Vaincus
Publié le 13.06.2014
Cher journal,
Encore, tu m’en pardonneras j’espère, un souvenir. J’invente le passé avec plus d’aise que le présent.
Son talent politique en avait fait un prince. Sa main avait déplacé les figures abstraites qui, sur les cartes militaires, servent à indiquer où l’on enverra un régiment. Elle avait tenu les rênes de l’Organe ; comme tous ceux dans cette situation, par calcul, par antipathie, par maladresse, et plus simplement parce que le pouvoir ne peut jamais satisfaire tout le monde, il avait récolté la moisson de froissés, de blessés, d’antagonisés, bref, des gerbes d’ennemis qui, un jour, s’associèrent pour le faire tomber de son trône. Je ne me souviens plus quel prétexte exact avait permis de se débarrasser de lui. Je crois qu’il s’agissait, comme si souvent, d’une histoire de famille – un cousin, un neveu, bref, une suspicion de népotisme sur laquelle on avait pu mettre le doigt.
Du jour au lendemain, son crédit s’était effondré. Si je n’ai pour ma part jamais été le maître d’une carte d’Etat-Major, j’ai du moins mouillé mon doigt à plus d’une conspiration. Nous eûmes d’abord l’assassinat, puis les tribunaux de complaisances, mais aujourd’hui les mœurs sont plus sophistiquées et l’on se contente de placer les gens dans leur cercueil sans avoir pris la peine de les tuer auparavant. Mon mentor du moment, plénipotentiaire auprès de l’Organe, voulût un jour aller déranger sa retraite. Il avait été un soutient fidèle et un adversaire estimable. La politesse exquise de mon éducateur ne pouvait se satisfaire de ne pas venir de temps à autre lui dire quelques mots.
Il ne travaillait plus dans le grand bâtiment de l’Organe. On l’avait relogé dans une annexe. Le couloir sordide qui menait à son bureau où des néons grossier vexaient la chair des murs préfabriqués faisait penser à la salle d’attente d’un dispensaire. Il nous fît malgré tout patienter cinq minutes avant de nous recevoir, pour sauver les apparences et parce que les mauvaises habitudes ne se perdent pas.
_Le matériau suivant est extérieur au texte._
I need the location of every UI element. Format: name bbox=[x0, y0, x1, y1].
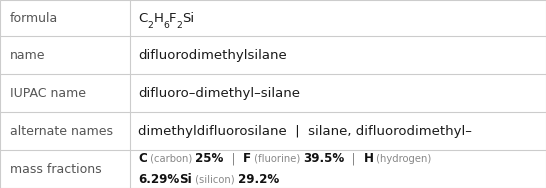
Text: difluoro–dimethyl–silane: difluoro–dimethyl–silane bbox=[138, 86, 300, 100]
Text: (carbon): (carbon) bbox=[147, 154, 195, 164]
Text: 2: 2 bbox=[147, 21, 153, 30]
Text: (silicon): (silicon) bbox=[192, 174, 238, 184]
Text: H: H bbox=[364, 152, 373, 165]
Text: F: F bbox=[242, 152, 251, 165]
Text: 29.2%: 29.2% bbox=[238, 173, 279, 186]
Text: 2: 2 bbox=[176, 21, 182, 30]
Text: Si: Si bbox=[182, 11, 194, 25]
Text: Si: Si bbox=[180, 173, 192, 186]
Text: alternate names: alternate names bbox=[10, 124, 113, 138]
Text: formula: formula bbox=[10, 11, 58, 25]
Text: difluorodimethylsilane: difluorodimethylsilane bbox=[138, 49, 287, 62]
Text: name: name bbox=[10, 49, 45, 62]
Text: (hydrogen): (hydrogen) bbox=[373, 154, 435, 164]
Text: H: H bbox=[153, 11, 163, 25]
Text: F: F bbox=[169, 11, 176, 25]
Text: 39.5%: 39.5% bbox=[303, 152, 345, 165]
Text: C: C bbox=[138, 11, 147, 25]
Text: mass fractions: mass fractions bbox=[10, 162, 102, 176]
Text: (fluorine): (fluorine) bbox=[251, 154, 303, 164]
Text: 25%: 25% bbox=[195, 152, 224, 165]
Text: dimethyldifluorosilane  |  silane, difluorodimethyl–: dimethyldifluorosilane | silane, difluor… bbox=[138, 124, 472, 138]
Text: |: | bbox=[345, 152, 364, 165]
Text: 6: 6 bbox=[163, 21, 169, 30]
Text: C: C bbox=[138, 152, 147, 165]
Text: |: | bbox=[224, 152, 242, 165]
Text: 6.29%: 6.29% bbox=[138, 173, 180, 186]
Text: IUPAC name: IUPAC name bbox=[10, 86, 86, 100]
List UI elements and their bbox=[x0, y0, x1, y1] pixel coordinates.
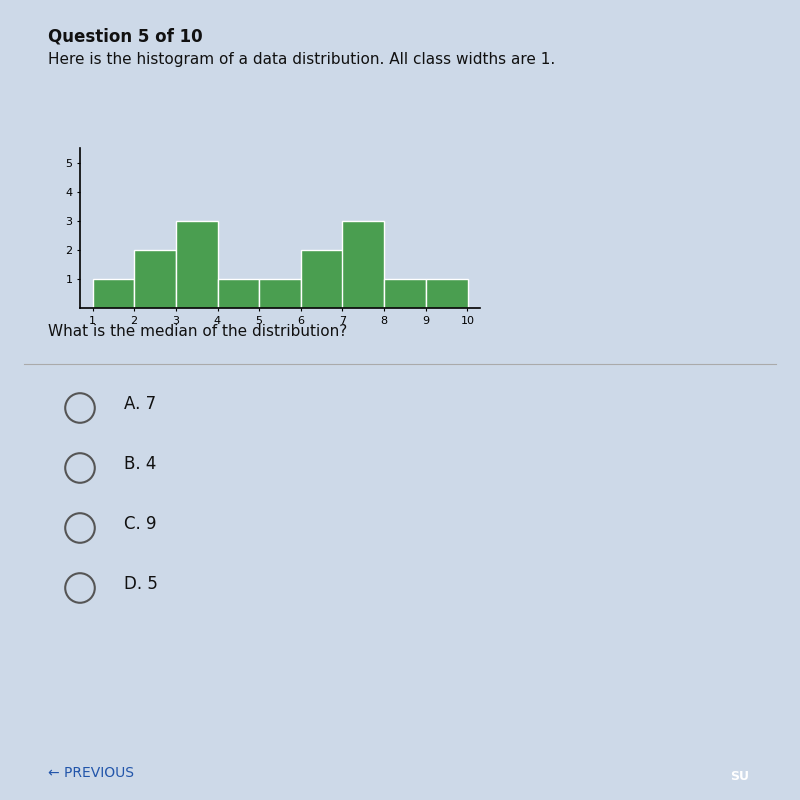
Bar bbox=[176, 221, 218, 308]
Bar bbox=[426, 279, 467, 308]
Text: C. 9: C. 9 bbox=[124, 515, 157, 533]
Bar bbox=[301, 250, 342, 308]
Text: SU: SU bbox=[730, 770, 750, 782]
Text: Question 5 of 10: Question 5 of 10 bbox=[48, 28, 202, 46]
Bar bbox=[218, 279, 259, 308]
Text: B. 4: B. 4 bbox=[124, 455, 156, 473]
Text: D. 5: D. 5 bbox=[124, 575, 158, 593]
Text: Here is the histogram of a data distribution. All class widths are 1.: Here is the histogram of a data distribu… bbox=[48, 52, 555, 67]
Text: ← PREVIOUS: ← PREVIOUS bbox=[48, 766, 134, 780]
Text: What is the median of the distribution?: What is the median of the distribution? bbox=[48, 324, 347, 339]
Bar bbox=[384, 279, 426, 308]
Bar bbox=[93, 279, 134, 308]
Bar bbox=[342, 221, 384, 308]
Text: A. 7: A. 7 bbox=[124, 395, 156, 413]
Bar bbox=[134, 250, 176, 308]
Bar bbox=[259, 279, 301, 308]
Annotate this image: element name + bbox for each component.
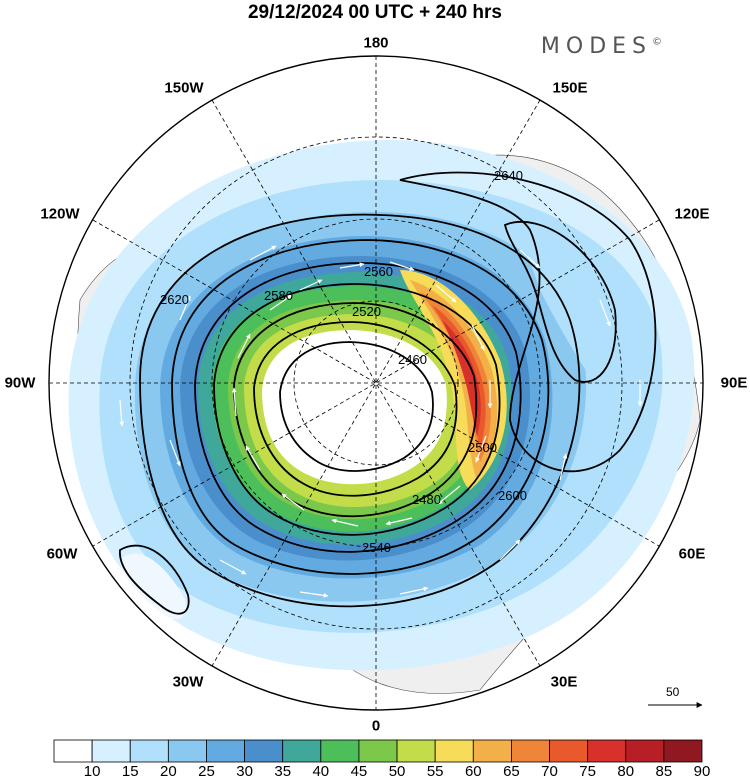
colorbar-tick-label: 75 bbox=[579, 763, 596, 780]
polar-map: 2460 2480 2500 2520 2540 2560 2580 2600 … bbox=[48, 55, 704, 711]
colorbar-tick-label: 70 bbox=[541, 763, 558, 780]
lon-label-0: 0 bbox=[371, 717, 381, 735]
colorbar-tick-label: 85 bbox=[655, 763, 673, 780]
colorbar-bin bbox=[358, 739, 398, 763]
colorbar-tick-label: 10 bbox=[83, 763, 101, 780]
contour-label: 2460 bbox=[398, 352, 427, 367]
map-boundary bbox=[48, 55, 704, 711]
lon-label-30e: 30E bbox=[550, 673, 578, 691]
brand-name: MODES bbox=[540, 34, 652, 59]
vector-key: 50 bbox=[648, 685, 704, 715]
contour-label: 2560 bbox=[364, 264, 393, 279]
colorbar-tick-label: 80 bbox=[617, 763, 635, 780]
colorbar-bin bbox=[587, 739, 627, 763]
colorbar-bin bbox=[320, 739, 360, 763]
lon-label-120w: 120W bbox=[40, 205, 80, 223]
colorbar-bin bbox=[396, 739, 436, 763]
colorbar-bin bbox=[663, 739, 703, 763]
colorbar-bin bbox=[434, 739, 474, 763]
contour-label: 2520 bbox=[352, 304, 381, 319]
colorbar-tick-label: 25 bbox=[198, 763, 215, 780]
colorbar-tick-label: 15 bbox=[121, 763, 139, 780]
contour-label: 2640 bbox=[494, 168, 523, 183]
colorbar-bin bbox=[511, 739, 550, 763]
colorbar-tick-label: 30 bbox=[236, 763, 253, 780]
colorbar-tick-label: 40 bbox=[312, 763, 330, 780]
graticule bbox=[49, 56, 703, 710]
contour-label: 2600 bbox=[498, 488, 527, 503]
colorbar-bin bbox=[472, 739, 512, 763]
colorbar-tick-label: 90 bbox=[693, 763, 711, 780]
colorbar-bin bbox=[549, 739, 589, 763]
map-interior bbox=[49, 56, 703, 710]
contour-label: 2480 bbox=[412, 492, 441, 507]
colorbar-bin bbox=[282, 739, 322, 763]
vector-key-arrow bbox=[648, 702, 703, 708]
colorbar-bin bbox=[53, 739, 93, 763]
colorbar-tick-label: 20 bbox=[160, 763, 177, 780]
lon-label-60w: 60W bbox=[46, 545, 78, 563]
contour-label: 2620 bbox=[160, 292, 189, 307]
colorbar-tick-label: 60 bbox=[464, 763, 482, 780]
colorbar-bin bbox=[129, 739, 169, 763]
brand-mark: © bbox=[652, 36, 662, 48]
colorbar-tick-label: 65 bbox=[503, 763, 520, 780]
colorbar-bin bbox=[167, 739, 207, 763]
lon-label-90e: 90E bbox=[720, 374, 748, 392]
colorbar-bin bbox=[625, 739, 665, 763]
contour-label-layer: 2460 2480 2500 2520 2540 2560 2580 2600 … bbox=[160, 168, 527, 555]
colorbar bbox=[53, 739, 703, 763]
lon-label-150e: 150E bbox=[552, 79, 588, 97]
colorbar-bin bbox=[244, 739, 284, 763]
lon-label-60e: 60E bbox=[678, 545, 706, 563]
colorbar-tick-label: 55 bbox=[426, 763, 444, 780]
contour-label: 2580 bbox=[264, 288, 293, 303]
lon-label-120e: 120E bbox=[674, 205, 710, 223]
contour-label: 2500 bbox=[468, 440, 497, 455]
contour-label: 2540 bbox=[362, 540, 391, 555]
lon-label-180: 180 bbox=[363, 34, 389, 52]
vector-key-label: 50 bbox=[666, 685, 680, 699]
colorbar-tick-label: 50 bbox=[388, 763, 406, 780]
lon-label-30w: 30W bbox=[172, 673, 204, 691]
colorbar-bin bbox=[206, 739, 245, 763]
lon-label-90w: 90W bbox=[4, 374, 36, 392]
brand-logo: MODES© bbox=[541, 34, 662, 59]
colorbar-bin bbox=[91, 739, 131, 763]
wind-vectors bbox=[119, 245, 643, 598]
lon-label-150w: 150W bbox=[164, 79, 204, 97]
colorbar-tick-label: 35 bbox=[274, 763, 292, 780]
geopotential-contours bbox=[119, 171, 657, 615]
colorbar-tick-label: 45 bbox=[350, 763, 368, 780]
map-title: 29/12/2024 00 UTC + 240 hrs bbox=[247, 2, 503, 23]
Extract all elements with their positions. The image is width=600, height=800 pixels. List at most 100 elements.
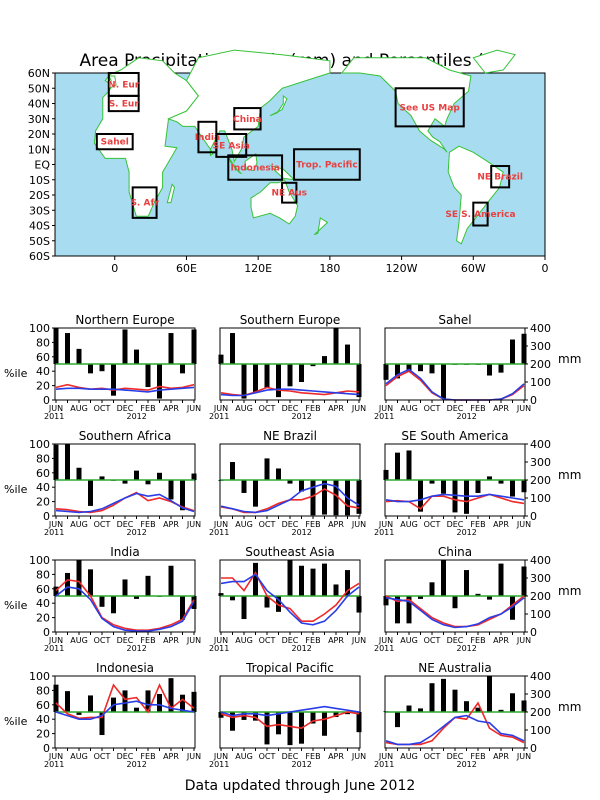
x-tick-label: OCT [94,520,111,529]
percentile-bar [299,364,304,382]
percentile-bar [406,705,412,712]
right-tick-label: 300 [530,572,551,585]
percentile-bar [498,364,504,373]
x-tick-label: FEB [140,636,155,645]
x-tick-label: APR [328,520,344,529]
region-box [472,201,489,227]
percentile-bar [322,356,327,364]
percentile-bar [452,480,458,513]
region-box [281,181,298,204]
percentile-bar [356,364,362,398]
percentile-bar [395,364,400,379]
panel-china: China 0 100 200 300 400 mm JUN AUG OCT DEC FEB APR JU… [374,545,581,653]
right-tick-label: 100 [530,724,551,737]
percentile-bar [65,444,70,480]
panel-title: Northern Europe [75,313,174,327]
percentile-bar [475,480,481,493]
left-axis-label: %ile [4,483,28,496]
left-tick-label: 100 [29,438,50,451]
x-tick-label: OCT [259,636,276,645]
percentile-bar [168,333,174,364]
left-tick-label: 60 [36,699,50,712]
red-series-line [385,370,525,401]
percentile-bar [287,480,293,484]
x-tick-label: JUN [186,404,201,413]
x-tick-label: JUN [516,752,531,761]
year-label: 2011 [374,528,394,537]
region-label: SE Asia [213,141,250,151]
footer-text: Data updated through June 2012 [185,778,416,794]
blue-series-line [55,700,195,721]
landmass-indonesia-a [227,156,242,175]
left-tick-label: 60 [36,583,50,596]
percentile-bar [310,568,316,596]
percentile-bar [418,596,423,599]
percentile-bar [276,712,281,735]
map-lon-label: 0 [542,262,549,275]
right-axis-label: mm [558,468,581,482]
percentile-bar [157,472,162,480]
x-tick-label: FEB [470,520,485,529]
percentile-bar [406,364,412,372]
x-tick-label: OCT [424,404,441,413]
percentile-bar [122,579,128,596]
right-axis-label: mm [558,700,581,714]
x-tick-label: AUG [70,636,88,645]
percentile-bar [168,678,174,712]
x-tick-label: JUN [48,520,63,529]
percentile-bar [356,712,362,733]
percentile-bar [464,570,469,596]
percentile-bar [264,712,270,745]
left-tick-label: 40 [36,481,50,494]
left-tick-label: 60 [36,351,50,364]
region-box [227,154,284,181]
percentile-bar [264,596,270,608]
left-tick-label: 0 [43,742,50,755]
region-box [131,186,158,219]
percentile-bar [487,596,492,600]
red-series-line [55,578,195,632]
year-label: 2011 [209,528,229,537]
left-tick-label: 0 [43,626,50,639]
percentile-bar [191,473,197,480]
x-tick-label: JUN [213,636,228,645]
percentile-bar [111,364,116,396]
x-tick-label: JUN [213,404,228,413]
percentile-bar [53,444,59,480]
x-tick-label: OCT [424,752,441,761]
region-label: NE Brazil [477,173,523,183]
percentile-bar [276,468,281,480]
red-series-line [55,383,195,391]
year-label: 2012 [292,528,312,537]
x-tick-label: JUN [351,636,366,645]
x-tick-label: APR [163,520,179,529]
year-label: 2012 [457,412,477,421]
percentile-bar [441,364,446,399]
x-tick-label: APR [163,752,179,761]
landmass-south-america [447,145,504,245]
year-label: 2011 [374,644,394,653]
percentile-bar [218,712,224,718]
left-tick-label: 100 [29,670,50,683]
percentile-bar [345,570,350,596]
blue-series-line [55,586,195,632]
percentile-bar [180,694,185,712]
left-tick-label: 20 [36,728,50,741]
map-lat-label: 10S [29,174,50,187]
percentile-bar [498,563,504,596]
percentile-bar [65,691,70,712]
x-tick-label: OCT [94,636,111,645]
x-tick-label: AUG [70,520,88,529]
x-tick-label: AUG [235,636,253,645]
region-label: Trop. Pacific [296,161,358,171]
year-label: 2012 [127,644,147,653]
blue-series-line [220,573,360,626]
map-ticks: 60N 50N 40N 30N 20N 10N EQ 10S 20S 30S 40S 50S 60S 0 6… [28,67,549,275]
map-lon-label: 120E [244,262,272,275]
x-tick-label: APR [163,404,179,413]
percentile-bar [322,563,327,596]
x-tick-label: APR [493,404,509,413]
percentile-bar [345,712,350,715]
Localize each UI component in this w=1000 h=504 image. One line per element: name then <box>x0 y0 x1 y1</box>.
Mais il vint lui-même nous accueillir. Ne l’ayant jamais vu au sommet de sa gloire, je fus frappé par son corps malingre sur lequel un costume marron ne tombait pas avec beaucoup d’art. Son visage se composait des traits qu’on parfois les vieux sud-américains, la tête légèrement propulsée vers l’avant, les rides semblant tirer depuis la base du cou, qui donne l’apparence d’une tortue méditative.
Il s’assit avec peine et, souriant avec bienveillance, nous demanda ce qui lui valait le plaisir de notre visite. Sa question n’était pas de courtoisie, sa situation de paria justifiant cet étonnement. Mon maître employa alors un prétexte qu’il avait sans doute inventé pendant notre trajet, mais tressé avec tant de délicatesse ; cherchant dans sa mémoire l’une des rares personnes sur qui le prince déchu pouvait encore avoir un tant soit peu d’influence, il vint lui demander de bien vouloir exercer sur celle-ci quelques pressions pour faire avancer je ne sais quelle intrigue, prévenir une guerre ou garantir l’intérêt d’une cabale.
Avec l’air d’un grand-père qui reçoit ses petits-enfants pour le thé, il nous assura qu’il ferait son possible, et que naturellement, nous pouvions compter sur son indéfectible amitié envers nous. Puis, en toussotant, il posa quelques questions sur les affaires courantes, cachant tant bien que mal qu’on ne lui en disait plus rien. Mon mentor, lui répondit avec grâce, comme un faux monnayeur plein de métier qui sait mieux que quiconque donner le change. Puis après une heure à avoir meublé, et pris de ses nouvelles, nous prîmes congé. Reprenant sur ses genoux le manteau qu’il y avait posé, mon éducateur, ce héros, se leva soudainement et lui indiqua combien nous comptions sur lui. Le détrôné vint lui serrer la paume des deux mains, le regardant fixement dans les yeux, plein d’une reconnaissance que le goût des apparences ne lui permettait d’exprimer autrement.
Nous reprîmes la voiture pour aller voir un de ses remplaçants, dont le bureau était bien sûr autrement plus coquet. Mais en le voyant, gras, blagueur, plein de coups d’oeils matois, je compris que lui aussi devrait changer de bâtiment un jour. Ce serait du reste mon maître qui s’en chargerait, quelques semaines plus tard à peine, avec tout autant de délicatesse – et un peu plus de fermeté.